There is nothing more to say about the big three
Yes, yes, I get the irony—I'm claiming that we're all tapped out on talking about Djokovic, Federer, and Nadal, but here I am leading the column with them and, by definition, saying things. You got me. But consider this my eulogy for Big 3 Takes, because as of Novak Djokovic's victory in the Australian Open, there is no longer anything worth saying.
(Note: I will be saying more in approximately three months when the French Open begins. Please forget you read this column the minute it's over.)
Seriously, though, what's left? Djokovic just spent two weeks complaining about food, quarantine, a torn muscle, and anything else he could think of, seemed extremely vulnerable, and then went out and dominated the whole damn field, including Daniil Medvedev, a guy coming in on a 20-match win streak and probably the best hope of the next generation. An impressive resume, and absolutely none of it mattered.
There was one semi-exciting moment of the championship match, and it came in the first set, which was a back-and-forth affair that saw Medvedev serving at 5-6 with a chance to force a tiebreak. Instead, he does what everyone in his generation does with a title on the line against one of the big three: He folded. A series of bad errors left him down 0-40, he won two points to briefly raise the collective hope, and then dumped a forehand into the net. At that point, you knew the match was over, and indeed it was, with Djoker annihilating the young Russian in the final two sets.

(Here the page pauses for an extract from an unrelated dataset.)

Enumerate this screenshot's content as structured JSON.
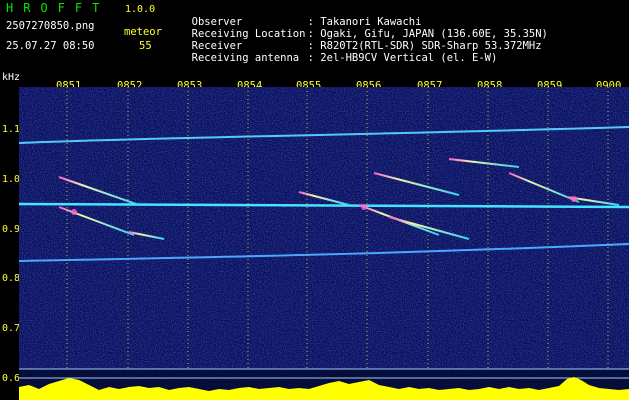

I'll always be grateful that I got to watch these three in the prime of my sports fan life, and I wouldn't trade their reign for anything, but also, every story must end, and this one just doesn't. Djokovic had a great quote when asked about the new generation taking over:
"There's been a lot of talks about the new generation coming and taking over the three of us. But realistically that isn't happening still. I mean, we can talk about it all day if you want. But with all my respect for the other guys, they still have a lot of work to do."
That just about sums it up, right? Time passes, seasons change, but still Djokovic and Nadal win more slams than anyone, and while Federer might be finally past his slam-winning days, it took until almost age 40 before anyone could subdue him, and he still could win Wimbledon.
Meanwhile, the first time any of the young guys got a chance to meet in a slam final, it only happened because Djokovic hit a ball woman in the throat by accident, and the spectacle of the young guys battling it out was a choke-fest. An exciting choke-fest, to give Thiem and Zverev some credit, but a choke-fest nonetheless. If anything, it was the exception that proves the rule.
The conclusion here is simple: Nothing changes. The situation in 2006 is the same as the situation in 2021. It's a triopoly, if that's a word, and there's nobody out there with the talent and cojones to take it from them. What more can you say?
Ranter of the Year: Draymond Green
A few weeks ago, we highlighted Draymond Green's vicious verbal takedown of Rodney McGruder, and we didn't even make it a month before he forced us to feature him yet again. The following rant is about James Harden, and I don't even think I agree with Green's take entirely (by most accounts, Harden essentially held his former team hostage). However, I very much like the way he says it, and his general point is dead-on:
Also, bonus points for use of "castrated." He may have meant castigated, or he may have said exactly what he meant. If it's the latter case, mazel tov Draymond, that's some good orating.
Bonehead play of the week: Draymond Green
I'm one of those people who remains convinced that Green cost the Warriors an NBA championship in the infamous 3-1 Cavs comeback year, and this incident from the Dubs' game against the Charlotte Hornets on Saturday was a reminder of the price his team pays for his temper:
You take the good and you take the bad with Draymond, but man, how do you possibly get T'ed up there with your team leading by two? The Hornets tied the game up, got the ball back, and then this happened:
Pretty cut and dry on who bears the blame for that one! Gotta know when to rant, Dray.
The Fernando Tatis Sr. of the Week: Caleb Pendleton, FAU
Did you know that Fernando Tatis (by which I mean the father, not the outrageously rich son) is the only man in MLB history to hit two grand slams in one inning? This past week, FAU freshman Caleb Pendleton told 'Nando to hold his beer, and did the same exact thing in the first two at-bats of his college career. The amount of luck, skill, and just general weirdness it takes to accomplish that is off the charts. Watch:
If you're wondering, as I did, whether Pendleton is the son of '90s baseball legend Terry Pendleton, I'm sorry to inform you that this story stops just short of that level of perfection.